The preliminary MY export estimates for shipments in the first 10 days of November by Amspec and Intertek (independent cargo surveyors) injected some optimism on an export recovery at 543,944t/571,450t (+9%/+8% MoM) respectively. If the present export trend can be sustained for the rest of the month, there is hope that MPOB’s stockpile may end the year below 2.0mt as production output will likely enter the seasonally low output cycle from December onwards.

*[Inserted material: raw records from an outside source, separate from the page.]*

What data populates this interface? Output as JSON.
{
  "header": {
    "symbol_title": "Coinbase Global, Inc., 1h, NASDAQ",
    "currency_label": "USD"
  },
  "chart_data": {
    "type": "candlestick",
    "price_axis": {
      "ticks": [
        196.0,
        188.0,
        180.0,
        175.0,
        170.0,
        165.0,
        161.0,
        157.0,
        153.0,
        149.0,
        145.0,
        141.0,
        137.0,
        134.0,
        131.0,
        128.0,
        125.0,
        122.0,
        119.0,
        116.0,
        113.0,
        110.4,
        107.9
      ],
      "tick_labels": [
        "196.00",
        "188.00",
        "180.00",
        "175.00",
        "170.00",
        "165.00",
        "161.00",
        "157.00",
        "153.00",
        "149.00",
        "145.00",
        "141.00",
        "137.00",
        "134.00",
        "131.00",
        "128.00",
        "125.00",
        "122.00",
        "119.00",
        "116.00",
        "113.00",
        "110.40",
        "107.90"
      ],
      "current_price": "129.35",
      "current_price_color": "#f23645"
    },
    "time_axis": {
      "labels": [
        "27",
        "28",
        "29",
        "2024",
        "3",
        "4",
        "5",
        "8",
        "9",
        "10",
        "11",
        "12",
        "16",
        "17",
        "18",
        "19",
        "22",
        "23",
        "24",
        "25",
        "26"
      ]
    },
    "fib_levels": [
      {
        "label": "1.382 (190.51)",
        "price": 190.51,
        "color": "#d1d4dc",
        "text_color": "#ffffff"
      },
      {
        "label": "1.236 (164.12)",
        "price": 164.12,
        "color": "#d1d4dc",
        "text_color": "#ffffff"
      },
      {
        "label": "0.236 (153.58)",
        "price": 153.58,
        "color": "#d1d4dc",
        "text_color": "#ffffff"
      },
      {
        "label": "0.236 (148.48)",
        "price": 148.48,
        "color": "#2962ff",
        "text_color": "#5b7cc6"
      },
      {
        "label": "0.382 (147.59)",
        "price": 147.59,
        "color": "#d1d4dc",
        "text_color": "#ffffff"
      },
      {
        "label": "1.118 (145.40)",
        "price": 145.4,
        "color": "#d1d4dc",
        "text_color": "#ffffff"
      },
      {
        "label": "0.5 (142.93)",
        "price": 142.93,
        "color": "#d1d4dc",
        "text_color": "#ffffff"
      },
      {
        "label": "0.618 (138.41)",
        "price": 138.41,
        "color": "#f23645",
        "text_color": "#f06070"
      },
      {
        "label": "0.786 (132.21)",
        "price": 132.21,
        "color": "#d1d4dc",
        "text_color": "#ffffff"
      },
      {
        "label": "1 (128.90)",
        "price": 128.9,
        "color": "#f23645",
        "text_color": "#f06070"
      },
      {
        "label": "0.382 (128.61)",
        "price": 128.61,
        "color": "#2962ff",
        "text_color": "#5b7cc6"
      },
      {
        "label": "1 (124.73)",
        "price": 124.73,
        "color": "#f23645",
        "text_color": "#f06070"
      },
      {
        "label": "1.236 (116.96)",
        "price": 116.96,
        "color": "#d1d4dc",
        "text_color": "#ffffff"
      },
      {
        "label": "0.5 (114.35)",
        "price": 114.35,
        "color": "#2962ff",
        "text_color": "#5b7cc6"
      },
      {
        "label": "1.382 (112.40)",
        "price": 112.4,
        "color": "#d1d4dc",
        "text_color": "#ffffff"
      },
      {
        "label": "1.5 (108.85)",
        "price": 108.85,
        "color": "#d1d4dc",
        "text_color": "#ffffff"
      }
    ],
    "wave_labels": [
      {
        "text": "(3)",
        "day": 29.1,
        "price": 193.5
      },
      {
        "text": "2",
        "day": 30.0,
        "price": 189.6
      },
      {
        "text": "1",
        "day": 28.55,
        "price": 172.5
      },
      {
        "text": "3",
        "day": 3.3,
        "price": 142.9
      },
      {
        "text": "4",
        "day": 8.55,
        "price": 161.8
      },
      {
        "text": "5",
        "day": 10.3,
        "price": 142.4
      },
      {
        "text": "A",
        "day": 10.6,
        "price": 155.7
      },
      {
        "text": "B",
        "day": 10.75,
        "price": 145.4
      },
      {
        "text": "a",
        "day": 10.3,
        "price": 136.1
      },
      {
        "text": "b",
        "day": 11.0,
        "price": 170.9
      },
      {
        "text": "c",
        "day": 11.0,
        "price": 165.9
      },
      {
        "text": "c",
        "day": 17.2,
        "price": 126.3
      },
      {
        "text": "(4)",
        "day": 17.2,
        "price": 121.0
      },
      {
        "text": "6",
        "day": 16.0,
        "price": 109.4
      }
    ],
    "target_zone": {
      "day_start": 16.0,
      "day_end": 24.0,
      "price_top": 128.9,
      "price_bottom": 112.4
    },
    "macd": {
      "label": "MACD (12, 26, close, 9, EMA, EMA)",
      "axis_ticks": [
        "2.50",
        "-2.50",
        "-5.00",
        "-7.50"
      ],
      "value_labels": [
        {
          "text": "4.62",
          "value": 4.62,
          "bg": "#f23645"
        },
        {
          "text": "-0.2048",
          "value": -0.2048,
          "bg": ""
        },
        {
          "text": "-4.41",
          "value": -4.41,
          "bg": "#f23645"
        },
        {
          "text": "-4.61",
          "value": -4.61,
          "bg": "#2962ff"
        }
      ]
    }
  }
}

CPO ASP likely to average ~MYR4,300/t in 2021

We maintain our view that the current high CPO price is not sustainable as a wider discount is needed to sustain demand. Recent 1M FCPO price rally to above MYR5,200/t has narrowed CPO price discounts to US 1M SBO (USD22/t) and Argentina CIF Rotterdam (USD145/t) to below their historical averages – Figs.7-12. YTD, CPO spot / 3M FCPO have averaged MYR4,298/ 4,049/t respectively. We maintain our view that CPO ASP will stay lofty till 1Q22 and thereafter drift lower towards mid-2022. We now raise our 2021 CPO ASP forecast to MYR4,300/t (from MYR3,500/t), 2022 ASP to MYR3,200/t (from MYR2,800/t), and 2023 ASP to MYR3,000/t (from MYR2,800/t). Our higher CPO ASP forecasts for 2022-2023 is mainly to reflect rising cost pressures especially from the recent spike in fertilizer and crude oil costs that are affecting other oilseeds crop too. Logistical
challenges in securing fertilizer, the lack of fertilizer applied in recent years (especially among smallholders in MY and ID), and labour shortages in MY (for now) will likely continue to limit global palm oil supply recovery in 2022. We will reflect these price and cost changes in our EPS forecasts throughout the upcoming results release upon fresh guidance on output outlook and forward sales (if any).